Examining the sequence of parC does not offer an easy explanation for the ability of ParR_pB171 to direct the segregation of a plasmid bearing parC_pCP301. The sequence homology between pB171 and pCP301 parC is weak (see Fig. S6 in the supplemental material), and the consensus sequences that are believed to mediate the binding of ParR_pB171 to parC_pB171 are missing from parC_pCP301. Furthermore, the DNA-binding N-terminal regions of both ParR_pB171 and ParR_pCP301 show limited sequence identity (see Fig. S6) and are no more similar than the sequences of ParR proteins from compatible partitioning operons (22). Nevertheless, the ability of a mutation that prevents DNA binding to block the repressive activity of ParR_pB171 with respect to both parC_PB171 and parC_pCP301 demonstrates that DNA binding is required for the biological activity of ParR. Interestingly, the discriminator contacts that define the segregation specificity of plasmids encoding the type I Par operon, such as PI, have been mapped to an interaction between two hexameric sequences in the parS DNA and a 16-amino-acid stretch in the C terminus of the ParB protein (13, 14, 31–33).

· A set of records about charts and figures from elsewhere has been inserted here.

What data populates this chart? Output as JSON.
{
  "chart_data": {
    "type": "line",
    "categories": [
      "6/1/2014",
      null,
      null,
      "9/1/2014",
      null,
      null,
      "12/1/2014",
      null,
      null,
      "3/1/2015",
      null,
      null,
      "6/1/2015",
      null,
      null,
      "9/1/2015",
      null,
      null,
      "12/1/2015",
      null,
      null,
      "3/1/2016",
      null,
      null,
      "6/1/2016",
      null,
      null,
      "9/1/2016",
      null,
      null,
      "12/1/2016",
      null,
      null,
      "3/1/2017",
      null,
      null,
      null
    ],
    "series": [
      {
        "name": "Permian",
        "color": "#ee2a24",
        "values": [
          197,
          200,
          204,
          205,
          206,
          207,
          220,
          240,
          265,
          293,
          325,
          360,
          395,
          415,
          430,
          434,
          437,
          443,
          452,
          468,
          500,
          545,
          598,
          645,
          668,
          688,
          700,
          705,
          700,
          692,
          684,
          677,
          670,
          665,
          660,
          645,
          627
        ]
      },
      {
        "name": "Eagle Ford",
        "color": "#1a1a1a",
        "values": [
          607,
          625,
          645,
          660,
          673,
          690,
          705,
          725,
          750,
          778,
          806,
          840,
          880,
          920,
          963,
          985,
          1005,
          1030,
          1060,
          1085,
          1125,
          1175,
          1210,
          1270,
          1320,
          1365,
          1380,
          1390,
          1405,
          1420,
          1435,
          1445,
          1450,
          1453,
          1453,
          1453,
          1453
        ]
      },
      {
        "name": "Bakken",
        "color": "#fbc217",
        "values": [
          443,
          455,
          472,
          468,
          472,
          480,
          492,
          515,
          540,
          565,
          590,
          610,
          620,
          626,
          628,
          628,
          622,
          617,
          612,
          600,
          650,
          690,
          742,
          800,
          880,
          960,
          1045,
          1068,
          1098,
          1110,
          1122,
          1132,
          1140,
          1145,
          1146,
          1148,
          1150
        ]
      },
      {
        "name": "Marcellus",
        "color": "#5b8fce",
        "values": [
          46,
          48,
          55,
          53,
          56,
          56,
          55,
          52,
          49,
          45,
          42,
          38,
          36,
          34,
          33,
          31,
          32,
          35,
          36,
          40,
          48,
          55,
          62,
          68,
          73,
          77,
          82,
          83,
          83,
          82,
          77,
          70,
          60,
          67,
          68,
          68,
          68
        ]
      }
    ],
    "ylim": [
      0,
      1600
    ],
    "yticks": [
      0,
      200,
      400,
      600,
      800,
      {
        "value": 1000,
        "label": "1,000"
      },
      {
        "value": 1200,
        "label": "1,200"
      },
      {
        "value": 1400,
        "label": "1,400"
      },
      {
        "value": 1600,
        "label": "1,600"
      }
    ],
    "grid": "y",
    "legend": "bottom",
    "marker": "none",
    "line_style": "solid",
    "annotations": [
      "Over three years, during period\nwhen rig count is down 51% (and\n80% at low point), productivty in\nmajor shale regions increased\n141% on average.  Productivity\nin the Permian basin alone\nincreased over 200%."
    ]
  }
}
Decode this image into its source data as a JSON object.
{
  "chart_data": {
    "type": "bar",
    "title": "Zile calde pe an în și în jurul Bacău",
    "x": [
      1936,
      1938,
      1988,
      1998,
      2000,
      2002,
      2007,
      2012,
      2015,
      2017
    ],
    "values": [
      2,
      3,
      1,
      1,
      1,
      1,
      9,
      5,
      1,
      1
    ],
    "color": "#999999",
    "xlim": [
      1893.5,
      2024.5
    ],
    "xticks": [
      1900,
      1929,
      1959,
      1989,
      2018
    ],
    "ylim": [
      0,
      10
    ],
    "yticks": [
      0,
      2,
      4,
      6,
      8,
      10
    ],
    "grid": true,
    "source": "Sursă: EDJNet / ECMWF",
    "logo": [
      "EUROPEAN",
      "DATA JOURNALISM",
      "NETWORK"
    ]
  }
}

For the P1 plasmid, both these regions are dispensable for parS and ParB binding but are essential for mediating P1 segregation specificity (13). The limited sequence homology between parC/ParR_pB171 and parC/ParR_pCP301 (22) (see Fig. S6) suggests that the type II Par systems do not encode a similar discriminator that can distinguish different parC sequences, but further analyses would be required to rigorously test this possibility. Alternatively, other features of parC may be required to form the structure that directs plasmid segregation, such as the ability of parC DNA to easily bend into a ring-like parC and ParR complex or the spacing between the repetitive binding sites that might influence cooperativity between bound ParR dimers.

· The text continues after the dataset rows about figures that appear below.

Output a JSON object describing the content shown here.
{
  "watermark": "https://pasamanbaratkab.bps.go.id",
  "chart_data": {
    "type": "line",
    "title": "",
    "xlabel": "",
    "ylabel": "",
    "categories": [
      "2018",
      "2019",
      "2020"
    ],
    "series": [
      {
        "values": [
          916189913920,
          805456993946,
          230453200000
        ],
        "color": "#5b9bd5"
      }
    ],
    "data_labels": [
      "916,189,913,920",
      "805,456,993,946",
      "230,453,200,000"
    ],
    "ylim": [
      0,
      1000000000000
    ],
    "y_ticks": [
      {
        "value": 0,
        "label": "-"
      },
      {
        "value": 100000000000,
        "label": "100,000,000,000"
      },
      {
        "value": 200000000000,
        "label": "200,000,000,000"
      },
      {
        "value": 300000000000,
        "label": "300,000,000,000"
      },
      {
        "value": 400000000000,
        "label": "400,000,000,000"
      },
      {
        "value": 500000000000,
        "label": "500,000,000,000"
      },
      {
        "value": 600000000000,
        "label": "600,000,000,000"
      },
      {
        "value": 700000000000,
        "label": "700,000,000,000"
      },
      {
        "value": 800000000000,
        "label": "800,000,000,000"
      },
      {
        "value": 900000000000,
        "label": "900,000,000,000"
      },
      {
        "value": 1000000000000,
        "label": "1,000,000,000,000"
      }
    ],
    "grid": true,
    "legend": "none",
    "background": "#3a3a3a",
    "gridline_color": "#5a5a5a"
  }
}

Our reductionist system succeeds in defining the basis for plasmid fitness in a given environment. The combination of simulation and genetic data show that cross talk at a single molecular interface, between ParR and parC, can cause inaccurate plasmid segregation. The binding of ParR_pB171 to parC_pCP301 is a failure to distinguish “self” from “nonself” on the part of both operons and means that both Par operons have reduced fitness when they end up in the same cell. If we think of incompatible plasmid pairs such as pB171 and pCP301 as belonging to the same group or “species” of plasmid, we can use the evolution of partition compatibility as a toy model for species determinations by identifying and characterizing mutations in the Par operon that make a pair of incompatible partitioning operons compatible, potentially by promoting specificity and self-recognition.

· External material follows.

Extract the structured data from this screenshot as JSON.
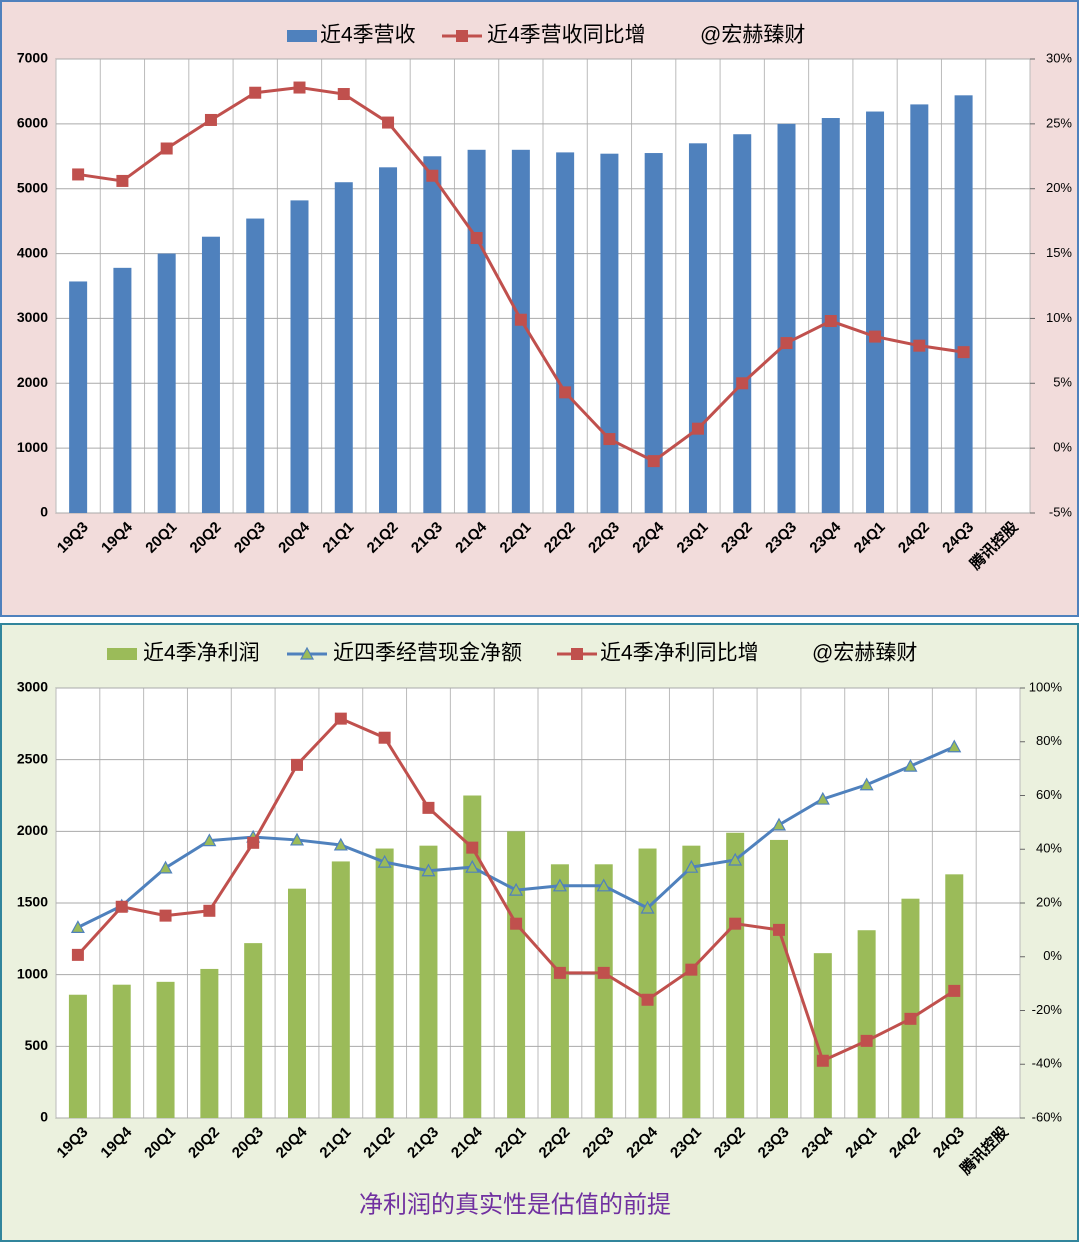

Is there selection for the evolution of plasmid compatibility? Our analysis focused on seven Par operons. Of these, three showed mutual incompatibility (with one pair very closely related in sequence), two showed Par-independent incompatibility, and the remaining two, R1 and pCT-MX3, were compatible with each other and with all the remaining operons. The sample was too small to permit general conclusions. Without better ecological knowledge on how often in nature plasmids encounter other plasmids within the same cell, we cannot tell where the truth lies between two extremes: whether plasmid compatibility results from selection for the divergence of replication and segregation machinery in plasmids that regularly cohabit and compete with each other or whether compatibility is the result of genetic drift in a simple molecular machine. The strong incompatibility, despite the high sequence divergence between the Par operons of pCP301 and pB171, argues for the latter possibility, but a combination of plasmid ecology and molecular dissection will be needed to produce a definitive answer. Nonetheless, we have established a model system that can be used to select for changes in molecular interfaces and to ask how these changes alter the fitness of genetic elements.